Beyond flagging items with high skew, we can also visually inspect the distribution of each item, looking for items where people consistently avoid using certain points in the scale such as items with responses clustered at the top and end of the scale (Bimodal distribution) or items where some scale points are consistently not used. These items might need to be reworded or removed depending on their distributional shape.

long_data <- items_data %>%
  pivot_longer(everything(), names_to = "item", values_to = "response") %>%
  mutate(factor = sub("_.*", "", item))

y_max <- long_data %>% 
  count(item, response) %>% 
  group_by(item) %>% 
  mutate(prop = n / sum(n)) %>% 
  pull(prop) %>% 
  max()

for (f in unique(long_data$factor)) {
  p <- long_data %>%
    filter(factor == f) %>%
    ggplot(aes(x = factor(response), y = after_stat(prop), group = 1)) +
    geom_bar(fill = "#D85A30") +
    scale_x_discrete(limits = as.character(1:7)) +
    scale_y_continuous(labels = scales::percent_format(accuracy = 1)) +
    coord_cartesian(ylim = c(0, y_max)) +
    facet_wrap(~ item, nrow = 1) +
    labs(x = "", y = "") +
    theme_minimal(base_size = 16)
  
  print(p)
}

Survey Duration

Displaying survey duration for pilot test responses in order to decided how much to grant for future data collection.

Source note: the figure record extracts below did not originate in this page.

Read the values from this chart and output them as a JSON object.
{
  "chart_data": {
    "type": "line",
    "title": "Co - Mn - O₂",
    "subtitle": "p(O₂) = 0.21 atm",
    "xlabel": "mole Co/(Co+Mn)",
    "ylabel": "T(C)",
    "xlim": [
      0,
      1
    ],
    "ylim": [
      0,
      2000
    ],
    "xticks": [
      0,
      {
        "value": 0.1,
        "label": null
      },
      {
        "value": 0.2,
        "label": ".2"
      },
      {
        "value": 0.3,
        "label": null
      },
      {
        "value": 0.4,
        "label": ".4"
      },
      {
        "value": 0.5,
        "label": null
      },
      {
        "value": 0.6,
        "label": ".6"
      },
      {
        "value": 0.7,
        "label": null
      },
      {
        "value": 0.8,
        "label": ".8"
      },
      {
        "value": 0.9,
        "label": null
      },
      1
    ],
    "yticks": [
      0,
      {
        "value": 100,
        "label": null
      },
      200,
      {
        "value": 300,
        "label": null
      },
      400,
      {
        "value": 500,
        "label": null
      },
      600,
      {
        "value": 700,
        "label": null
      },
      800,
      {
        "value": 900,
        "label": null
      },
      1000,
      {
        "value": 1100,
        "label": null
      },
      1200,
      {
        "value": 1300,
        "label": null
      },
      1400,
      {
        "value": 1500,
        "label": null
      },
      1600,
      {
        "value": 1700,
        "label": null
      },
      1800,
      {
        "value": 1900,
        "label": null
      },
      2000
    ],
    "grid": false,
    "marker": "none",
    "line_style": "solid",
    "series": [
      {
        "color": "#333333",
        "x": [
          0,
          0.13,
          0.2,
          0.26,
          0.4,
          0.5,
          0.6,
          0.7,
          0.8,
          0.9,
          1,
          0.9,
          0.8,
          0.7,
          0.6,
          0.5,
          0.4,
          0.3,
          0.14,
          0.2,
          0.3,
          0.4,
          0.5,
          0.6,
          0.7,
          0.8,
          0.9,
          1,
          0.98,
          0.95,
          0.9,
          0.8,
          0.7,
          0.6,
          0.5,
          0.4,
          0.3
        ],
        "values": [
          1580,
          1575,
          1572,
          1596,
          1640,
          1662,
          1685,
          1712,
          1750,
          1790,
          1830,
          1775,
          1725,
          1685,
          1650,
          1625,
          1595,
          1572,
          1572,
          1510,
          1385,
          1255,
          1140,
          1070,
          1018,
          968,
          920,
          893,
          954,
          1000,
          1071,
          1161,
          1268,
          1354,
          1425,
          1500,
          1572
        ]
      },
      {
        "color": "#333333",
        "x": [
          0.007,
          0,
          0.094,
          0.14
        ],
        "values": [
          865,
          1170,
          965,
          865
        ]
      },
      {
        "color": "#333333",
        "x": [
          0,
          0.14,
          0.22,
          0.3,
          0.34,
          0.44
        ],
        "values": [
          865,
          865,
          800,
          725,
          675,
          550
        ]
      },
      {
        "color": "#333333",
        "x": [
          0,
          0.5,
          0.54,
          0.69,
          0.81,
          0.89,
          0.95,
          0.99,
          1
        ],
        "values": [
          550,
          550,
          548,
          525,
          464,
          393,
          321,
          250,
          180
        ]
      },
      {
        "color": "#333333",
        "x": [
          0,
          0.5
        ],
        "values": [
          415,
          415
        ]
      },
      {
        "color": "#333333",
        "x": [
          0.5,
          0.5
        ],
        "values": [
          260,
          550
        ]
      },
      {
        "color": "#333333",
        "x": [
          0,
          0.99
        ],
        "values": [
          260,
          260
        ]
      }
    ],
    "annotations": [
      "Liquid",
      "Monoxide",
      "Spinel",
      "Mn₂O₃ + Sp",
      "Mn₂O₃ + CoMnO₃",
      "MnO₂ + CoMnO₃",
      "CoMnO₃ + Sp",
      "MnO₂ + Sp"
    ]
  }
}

ggplot(d$raw_data, aes(x = `Duration (in seconds)`)) +
  geom_histogram(bins = 50) +
  xlim(NA, quantile(d$raw_data$`Duration (in seconds)`, 0.95, na.rm = TRUE)) +
  geom_vline(xintercept = 600)

References

Kline, Rex B. 2016. Principles and Practice of Structural Equation Modeling, 4th Ed. Principles and Practice of Structural Equation Modeling, 4th Ed. New York, NY, US: The Guilford Press.